Ebrahim Almurisi was an oral surgeon in Yemen, but decided to get his family out of the country when the civil war there became too dangerous. When their plane landed in Washington, D.C., they were ordered to get back on a plane and out of the country. “I was begging them to leave us here because of the war in Yemen,” he said.


At the Al Salaam camp for displaced people in Sudan’s North Darfur State, family members make regular trips to tap stands like this to collect water for all their household needs—from cooking to washing and drinking. Access to clean water, sanitation facilities, and hygiene education are all essential in preventing the spread of waterborne diseases in crowded camp conditions. Photo: Elizabeth Stevens/Oxfam

The conflict in Sudan between the government and rebel groups has killed untold numbers of people and caused massive displacement.
Together with our partners in Sudan, Oxfam is addressing immediate public health needs, supporting women, installing wells and constructing latrines, providing cash grants, and distributing relief materials.


When ISIS occupied their village back in 2014, many Iraqis fled to nearby Sharuja Polaq in the Kirkuk district of Iraq. The small community has welcomed 170 displaced families. Oxfam has been helping both the hosts and the newcomers with access to clean water. Photo: Tommy Trenchard/Oxfam
More than 3 million Iraqis have been displaced across the country since the start of 2014 and nearly 220,000 are refugees in other countries.
Oxfam is providing life-saving assistance to displaced people in Iraq through cash or vouchers to help them meet critical needs. We are also rehabilitating water infrastructure, providing sanitation facilities and supporting hygiene promotion activities, providing livelihood opportunities for displaced people and returnees, which helps them to access income while displaced or recently returned.

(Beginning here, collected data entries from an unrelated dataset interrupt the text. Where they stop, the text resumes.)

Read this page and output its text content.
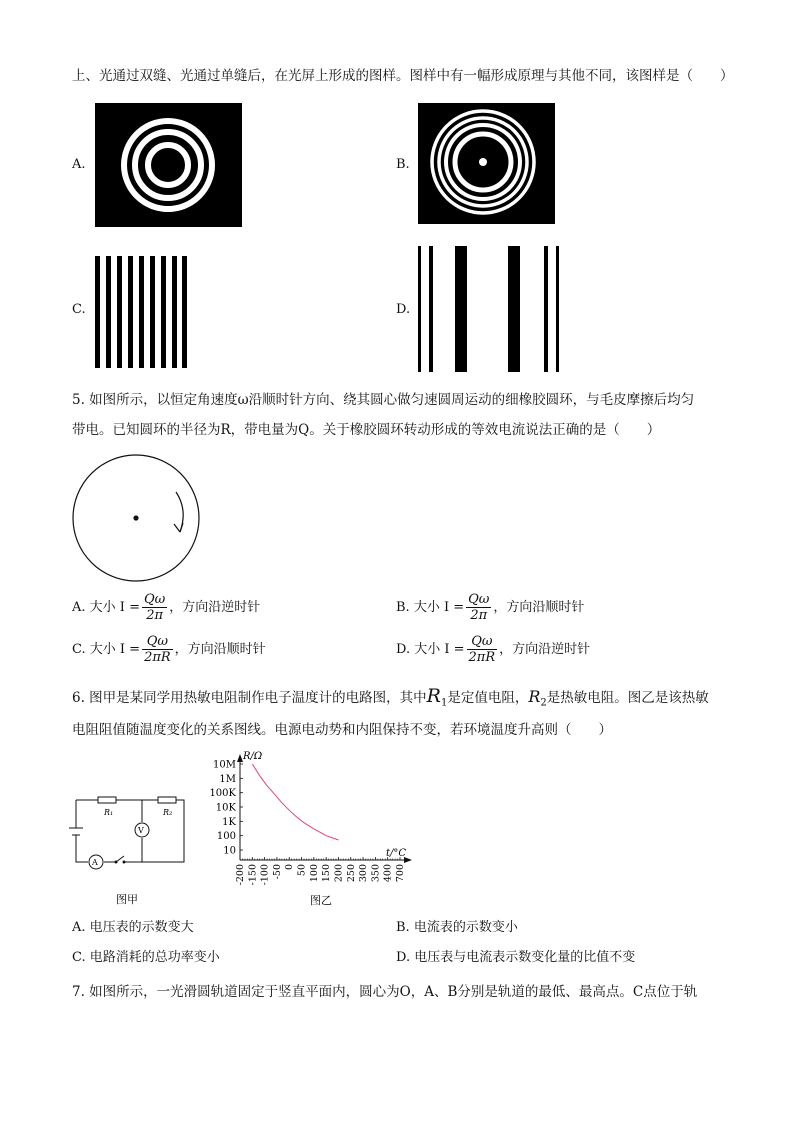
上、光通过双缝、光通过单缝后，在光屏上形成的图样。图样中有一幅形成原理与其他不同，该图样是（　　）
A.	B.
C.	D.
5. 如图所示，以恒定角速度ω沿顺时针方向、绕其圆心做匀速圆周运动的细橡胶圆环，与毛皮摩擦后均匀
带电。已知圆环的半径为R，带电量为Q。关于橡胶圆环转动形成的等效电流说法正确的是（　　）
A. 大小 $I = \frac{Q\omega}{2\pi}$ ，方向沿逆时针	B. 大小 $I = \frac{Q\omega}{2\pi}$ ，方向沿顺时针
C. 大小 $I = \frac{Q\omega}{2\pi R}$ ，方向沿顺时针	D. 大小 $I = \frac{Q\omega}{2\pi R}$ ，方向沿逆时针
6. 图甲是某同学用热敏电阻制作电子温度计的电路图，其中$R_1$是定值电阻，$R_2$是热敏电阻。图乙是该热敏
电阻阻值随温度变化的关系图线。电源电动势和内阻保持不变，若环境温度升高则（　　）
R₁	R₂
V
A
图甲
R/Ω
t/°C
10M
1M
100K
10K
1K
100
10
-200 -150 -100 -50 0 50 100 150 200 250 300 350 400 700
图乙
A. 电压表的示数变大	B. 电流表的示数变小
C. 电路消耗的总功率变小	D. 电压表与电流表示数变化量的比值不变
7. 如图所示，一光滑圆轨道固定于竖直平面内，圆心为O，A、B分别是轨道的最低、最高点。C点位于轨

Hussein Okla, 20, fills a water tank with water supplied by Oxfam at an informal settlement for Syrian refugees near the town of Zahle in Lebanon’s Bekaa Valley. Photo: Sam Tarling/Oxfam
Syria’s conflict has led to one of the biggest humanitarian crises of the century. Over half of the country’s population has fled: 5 million people have sought refuge in the region and beyond, and 6.3 million people are internally displaced, in most cases multiple times.
Oxfam reached 1.12 million Syrian refugees in Jordan and Lebanon with clean drinking water or cash and relief supplies. We are also helping families get the information they need about their rights, connecting them to services such as legal aid, as well as working on sanitation.